Do you vote based on choosing the best candidate that matches your views, or for the best outcome?

I’m an anarchist. There is no politician anywhere who shares my views. I vote based on who I think (not who claims) will be the one who will infringe on the fewest freedoms and kill the fewest people.

Contrary to most people, the economy is irrelevant to who I vote for. Outside of siphoning off the top via taxes, politicians have minimal effect on the economy. It’s far more important, in my mind, that people have the freedom to react to a changing economy as they see fit. This is what makes me hate Trumpists and blue collar Republicans. They seem to imagine it will just take a wag of the president’s finger to “bring all the jobs back home” from China or wherever they went. And that’s just fairy tale talk.

Yeah, I do both. My matching person for will often be eliminated fairly early, so if necessary, my preferences go toward the preferred outcome.

Ah! Thanks for clarification; I was confused too.

Yeah, outcome. I vote “strategically.” I have respect for Bernie Sanders supporters…up to the point where, today, they’re writing in his name on ballots. That costs them my respect; at this point, they’re just being foolish.

Politics is the art of the possible.

Not touching that for 20+ years. I wouldn’t mind a bit of a dip in the market to accumulate cheap shares.

That’s an interesting point. “Best outcome” doesn’t necessarily mean the lesser of 2 evils is elected. A Democrat voting “none of the above” might think that if his protest vote is part of a movement that causes Trump to get elected, but also causes positive changes in the Democratic party, that might be “best outcome” in the voter’s view.

Until now, I had trouble verbalizing why I was considering not voting for Hillary, despite being a reliable Democrat. It’s not that I hate Hillary in particular, but I do hate the scandal which thrust her into the nomination and forced the DNC chair to resign in disgrace. If I thought that Hillary getting trounced in the election would be a wake up call to my party, and made them remember that we’re supposed to be the fucking good guys, I’d probably vote for Trump. Or at least, I would understand why someone would.

I know your point wasn’t the same as mine exactly, it just helped me sort out an issue I grasped emotionally but not intellectually. Thanks!

I respectfully disagree. A protest vote is still influential. Sure, Bernie won’t get elected, but if the Democrats realize they lost the election because of corruption in the primary process, maybe things will change. In that case, the “art of the possible” isn’t about winning this particular election, it’s about steering your own bus back onto the road.

Values, which I do think would produce a better outcome.

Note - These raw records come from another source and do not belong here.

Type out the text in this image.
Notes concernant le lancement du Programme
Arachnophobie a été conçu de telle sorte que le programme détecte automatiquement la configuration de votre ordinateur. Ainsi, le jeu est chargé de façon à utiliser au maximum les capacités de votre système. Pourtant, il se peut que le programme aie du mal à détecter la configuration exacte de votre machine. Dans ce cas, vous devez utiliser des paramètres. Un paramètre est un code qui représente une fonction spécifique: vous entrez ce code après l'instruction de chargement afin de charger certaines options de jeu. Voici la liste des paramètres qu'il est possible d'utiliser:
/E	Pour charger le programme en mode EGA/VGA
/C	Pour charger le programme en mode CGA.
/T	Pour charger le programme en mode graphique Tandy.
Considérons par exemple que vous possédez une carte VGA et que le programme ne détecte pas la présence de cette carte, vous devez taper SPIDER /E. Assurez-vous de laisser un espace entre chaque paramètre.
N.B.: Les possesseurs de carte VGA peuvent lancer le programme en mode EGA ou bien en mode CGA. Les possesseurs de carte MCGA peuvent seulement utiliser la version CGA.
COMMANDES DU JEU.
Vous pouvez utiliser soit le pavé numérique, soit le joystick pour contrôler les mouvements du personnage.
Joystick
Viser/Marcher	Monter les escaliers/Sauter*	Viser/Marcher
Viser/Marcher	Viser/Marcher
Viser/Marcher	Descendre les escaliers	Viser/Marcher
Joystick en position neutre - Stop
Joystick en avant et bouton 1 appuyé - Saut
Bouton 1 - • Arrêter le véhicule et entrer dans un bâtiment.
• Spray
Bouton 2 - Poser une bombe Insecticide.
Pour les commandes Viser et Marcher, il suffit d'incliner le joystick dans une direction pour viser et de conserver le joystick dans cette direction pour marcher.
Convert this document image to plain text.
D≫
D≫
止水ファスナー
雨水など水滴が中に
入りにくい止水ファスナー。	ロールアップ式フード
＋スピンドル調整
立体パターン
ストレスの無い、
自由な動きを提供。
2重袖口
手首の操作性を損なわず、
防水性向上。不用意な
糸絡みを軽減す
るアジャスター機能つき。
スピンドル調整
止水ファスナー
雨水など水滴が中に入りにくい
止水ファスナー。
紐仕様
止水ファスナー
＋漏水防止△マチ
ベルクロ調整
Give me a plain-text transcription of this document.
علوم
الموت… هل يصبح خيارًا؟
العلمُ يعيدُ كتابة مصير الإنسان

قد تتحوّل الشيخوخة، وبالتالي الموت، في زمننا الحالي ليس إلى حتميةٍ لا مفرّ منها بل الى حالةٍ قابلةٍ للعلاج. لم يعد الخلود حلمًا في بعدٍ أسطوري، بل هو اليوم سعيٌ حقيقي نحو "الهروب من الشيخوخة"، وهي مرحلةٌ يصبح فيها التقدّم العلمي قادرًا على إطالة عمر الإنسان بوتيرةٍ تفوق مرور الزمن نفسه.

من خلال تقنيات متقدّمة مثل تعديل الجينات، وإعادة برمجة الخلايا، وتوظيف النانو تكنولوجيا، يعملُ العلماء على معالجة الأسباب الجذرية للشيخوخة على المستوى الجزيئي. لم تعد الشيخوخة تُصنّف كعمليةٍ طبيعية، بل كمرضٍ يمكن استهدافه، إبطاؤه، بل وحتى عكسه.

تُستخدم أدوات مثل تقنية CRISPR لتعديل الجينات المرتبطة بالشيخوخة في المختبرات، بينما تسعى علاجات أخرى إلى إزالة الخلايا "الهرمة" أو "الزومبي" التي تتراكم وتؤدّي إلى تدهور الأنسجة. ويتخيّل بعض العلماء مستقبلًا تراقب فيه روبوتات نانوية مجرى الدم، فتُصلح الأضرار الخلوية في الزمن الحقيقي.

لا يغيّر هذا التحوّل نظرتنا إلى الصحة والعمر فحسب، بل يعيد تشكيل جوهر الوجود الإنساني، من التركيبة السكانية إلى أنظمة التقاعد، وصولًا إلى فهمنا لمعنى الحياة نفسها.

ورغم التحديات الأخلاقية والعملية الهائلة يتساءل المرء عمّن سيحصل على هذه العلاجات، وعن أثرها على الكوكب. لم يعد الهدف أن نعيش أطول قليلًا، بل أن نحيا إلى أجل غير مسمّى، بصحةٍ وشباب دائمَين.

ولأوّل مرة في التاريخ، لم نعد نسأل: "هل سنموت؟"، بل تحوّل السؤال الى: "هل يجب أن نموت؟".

This year, however, I am voting for Hillary Clinton, with whom I massively disagree with. I was not planning to vote for her in 99 out of 100 circumstances, but Donald Trump being the Republican candidate is pretty much the 1 out of 100 circumstance that will get me to vote for her. She will produce a better outcome.

He’s the worst candidate of a major party in all 240 years of our nation.

Well, that’s how the Tea Party reasoned, too…

It doesn’t actually work. You can’t make a party veer more toward your choice of extreme positions by causing them to lose elections. Losing elections forces them more toward the center.

(And I don’t believe there was any “corruption” in the primary process. Bernie lost, fair and square. The rules even gave him some advantages he wouldn’t have had in a straight-up vote.)

I honestly strive for both.

I just got lucky this year…

Are you suggesting the Tea Party hasn’t had a major influence on the Republican party?

Why do you suppose the DNC chairwoman resigned?

Well, really, not so much. They constitute a wing of the party, but they’ve done more to split it than to move it, as a whole entity, the way they want. All this kind of thing can do is hurt a party, not change it fundamentally. That has to come from a large-base consensus, not from outliers.